Sigmund Freud, sa vie, son génie, ses limites

Sigmund Freud, sa vie, son oeuvre, ses limites

Claude Nachin

Editions Bréal, 2010

Bloc-notes

Sigmund Freud, sa vie, son génie, ses limites

A l’heure où on assiste à un renouveau des attaques contre Freud et la psychanalyse, et aux réponses de certains psychanalystes qui considèrent toujours Freud et ses textes comme des choses sacrées, Claude Nachin nous montre avec son dernier ouvrage que l’on peut défendre Freud et la psychanalyse sans renoncer à un bilan critique un siècle après.

Son travail se situe dans le prolongement de son livre de 2004 consacré à la méthode psychanalytique développée dans le domaine de l’enfance, de l’adolescence, des dépressions et des psychoses. Mais il se situe plus largelment dans le sillage de Questions à Freud, par lequel Maria Torok et Nicholas Rand tentaient d’amorcer un bilan critique de la psychnalyse un siècle après son invention. Enfin, il tient compte du Livre noir de la psychanalyse paru entre temps. 

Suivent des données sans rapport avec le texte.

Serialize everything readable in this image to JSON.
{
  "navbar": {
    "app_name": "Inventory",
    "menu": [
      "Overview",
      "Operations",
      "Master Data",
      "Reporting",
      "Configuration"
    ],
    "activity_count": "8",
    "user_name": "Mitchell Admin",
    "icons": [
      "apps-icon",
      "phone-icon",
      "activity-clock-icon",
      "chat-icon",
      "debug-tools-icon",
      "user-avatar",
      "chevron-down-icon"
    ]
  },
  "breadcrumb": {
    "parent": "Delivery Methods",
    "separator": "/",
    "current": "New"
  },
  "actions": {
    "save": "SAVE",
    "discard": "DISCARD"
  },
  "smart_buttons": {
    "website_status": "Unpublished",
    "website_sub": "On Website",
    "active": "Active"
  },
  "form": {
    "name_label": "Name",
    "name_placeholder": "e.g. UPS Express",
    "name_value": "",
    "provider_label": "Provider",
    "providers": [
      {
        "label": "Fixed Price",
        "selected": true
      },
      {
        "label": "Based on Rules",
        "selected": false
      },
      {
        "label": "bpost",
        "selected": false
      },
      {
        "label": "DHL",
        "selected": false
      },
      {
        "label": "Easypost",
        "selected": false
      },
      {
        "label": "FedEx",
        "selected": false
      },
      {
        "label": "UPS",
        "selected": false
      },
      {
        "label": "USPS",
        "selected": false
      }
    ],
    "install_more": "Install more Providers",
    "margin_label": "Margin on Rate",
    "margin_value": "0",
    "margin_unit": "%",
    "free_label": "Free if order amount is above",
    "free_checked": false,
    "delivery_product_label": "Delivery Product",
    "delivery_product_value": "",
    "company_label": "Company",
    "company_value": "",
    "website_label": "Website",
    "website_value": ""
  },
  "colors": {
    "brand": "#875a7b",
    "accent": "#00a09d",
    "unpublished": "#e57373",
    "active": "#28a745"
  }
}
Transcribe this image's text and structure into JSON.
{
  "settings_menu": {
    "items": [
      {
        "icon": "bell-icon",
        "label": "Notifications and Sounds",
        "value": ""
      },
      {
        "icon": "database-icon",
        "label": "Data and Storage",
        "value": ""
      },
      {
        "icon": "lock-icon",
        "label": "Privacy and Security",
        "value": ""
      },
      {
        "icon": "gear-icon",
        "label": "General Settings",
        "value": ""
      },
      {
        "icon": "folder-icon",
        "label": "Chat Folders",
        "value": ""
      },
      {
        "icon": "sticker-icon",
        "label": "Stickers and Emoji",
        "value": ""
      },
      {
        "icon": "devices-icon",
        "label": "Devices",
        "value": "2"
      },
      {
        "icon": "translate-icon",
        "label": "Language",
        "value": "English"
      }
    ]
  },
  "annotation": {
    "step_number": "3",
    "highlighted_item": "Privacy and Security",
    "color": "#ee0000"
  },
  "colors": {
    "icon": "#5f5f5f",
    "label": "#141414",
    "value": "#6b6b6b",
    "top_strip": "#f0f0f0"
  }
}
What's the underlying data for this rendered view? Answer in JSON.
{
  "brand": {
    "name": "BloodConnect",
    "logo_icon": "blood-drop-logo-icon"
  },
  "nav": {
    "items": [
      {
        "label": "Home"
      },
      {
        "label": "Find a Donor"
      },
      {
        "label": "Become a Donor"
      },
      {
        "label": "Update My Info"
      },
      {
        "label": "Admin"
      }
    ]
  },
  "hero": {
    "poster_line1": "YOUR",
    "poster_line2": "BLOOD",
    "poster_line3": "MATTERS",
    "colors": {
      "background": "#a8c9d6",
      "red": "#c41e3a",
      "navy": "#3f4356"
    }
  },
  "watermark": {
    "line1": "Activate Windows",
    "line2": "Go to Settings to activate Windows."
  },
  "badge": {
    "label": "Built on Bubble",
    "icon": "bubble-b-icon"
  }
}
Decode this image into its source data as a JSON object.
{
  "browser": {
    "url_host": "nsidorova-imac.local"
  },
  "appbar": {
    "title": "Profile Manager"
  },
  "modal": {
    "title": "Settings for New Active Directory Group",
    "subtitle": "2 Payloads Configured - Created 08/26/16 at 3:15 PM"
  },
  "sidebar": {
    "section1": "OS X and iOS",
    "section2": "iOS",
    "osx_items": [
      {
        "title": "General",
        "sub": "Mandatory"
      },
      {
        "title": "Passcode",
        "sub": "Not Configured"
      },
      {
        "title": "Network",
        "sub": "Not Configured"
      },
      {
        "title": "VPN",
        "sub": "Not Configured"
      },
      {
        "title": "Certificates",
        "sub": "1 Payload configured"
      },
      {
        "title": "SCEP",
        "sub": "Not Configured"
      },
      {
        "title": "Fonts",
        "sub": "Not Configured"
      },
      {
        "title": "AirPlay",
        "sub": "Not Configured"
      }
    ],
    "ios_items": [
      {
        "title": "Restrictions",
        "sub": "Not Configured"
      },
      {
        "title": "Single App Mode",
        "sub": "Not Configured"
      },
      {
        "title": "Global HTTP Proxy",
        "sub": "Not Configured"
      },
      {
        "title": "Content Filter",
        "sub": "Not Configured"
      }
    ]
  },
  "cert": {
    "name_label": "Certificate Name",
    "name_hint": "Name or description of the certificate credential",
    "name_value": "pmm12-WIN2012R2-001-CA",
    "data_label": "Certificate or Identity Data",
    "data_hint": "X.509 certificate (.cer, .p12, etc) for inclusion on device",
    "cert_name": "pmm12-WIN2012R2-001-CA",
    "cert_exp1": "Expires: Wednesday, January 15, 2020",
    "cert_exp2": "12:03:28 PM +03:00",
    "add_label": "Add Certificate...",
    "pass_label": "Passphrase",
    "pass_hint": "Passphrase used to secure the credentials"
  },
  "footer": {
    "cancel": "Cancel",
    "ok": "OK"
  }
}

Tout d’abord, et comme Freud, Claude Nachin estime que les résultats de la psychanalyse constituent une nouvelle science. Il place ses pas dans le sillage Nicolas Abraham qui parlait d’une théorie universelle du singulier, mais aussi de René Diatkine qui parlait de science du fonctionnement mental et de Jacques Lacan qui parlait d’une science conjecturale du sujet. Et à ceux qui prétendent que la psychanalyse n’est pas une science, Claude Nachin répond que le désaccord tient au sens donné au terme: si on l’arrête aux sciences expérimentales définies par Claude Bernard, la psychanalyse n’est pas une science. Mais Louis Althusser s’interrogeait sur l’opportunité de faire de la psychanalyse un nouveau continent scientifique aux côtés de des mathématiques, de la psysico-chimie et de la biologie. Et Gérard Simon parlait des sciences de l’interprétation parmi lesquelles la psychanalyse rejoindrait l’histoire et l’ethnologie. C’est à ce point de vue se fixe Claude Nachin

Après cette discussion, son livre s’oriente de manière plus systématique sur la chronologie des travaux de Freud en partant de sa première publication sur chaque thème. Ses critiques s’insèrent à chaque fois dans la cadre de la méthode psychanalytique elle même telle qu’elle peut s’appliquer aux textes. A chaque fois, Claude Nachin montre les avancées conceptuelles de Freud et ses points de butée qu’il s’agisse de l’interprétation des rêves, de la place de la sexualité par rapport à la spécificité du social, de la question des traumas et de la place de la féminité et de la maternité.

Sa thèse est que la psychanalyse développe un nouveau paradigme pour la connaissance, même si Freud a connu des précurseurs, et que le caractère coopératif du travail analytique est au centre de l’expérience de la cure. Il insiste enfin sur l’importance de l’idée de Freud d’un psychisme articulé en diverses instances et sur l’intérêt de plusieurs des points de vue topique qui ont été proposés. L’histoire de celui que la psychanalyse a appelé L’Homme aux Loups occupe une place particulière avec la prise en considération des textes de Freud, de Ruth Mac Brunswick, des écrits du patient avec Muriel Gardiner, du Verbier de l’Homme aux loups de Nicolas Abraham et Maria Torok, enfin des entretiens du patient avec Karin Oberholzer. 

Enfin, la bibliographie articulée avec chaque fiche est suivie d’un index des noms et des notions clés de sorte que le déroulement du livre est un formidable outil pédagogique.  Les étudiants y sont introduits à une découverte progressive de l’œuvre de Freud, et les praticiens peuvent y opérer par « coups de sonde » pour retrouver un point précis ou un enchaînement sur une question. Ce livre se situe résolument dans l’association de la défense de Freud et de la psychanalyse tout en ayant un point de vue critique sur une partie des hypothèses de Freud. Il témoigne ainsi de la vitalité de la recherche psychanalytique des dernières décennies. Il est un appel à continuer à lire Freud, mais avec d’autres yeux.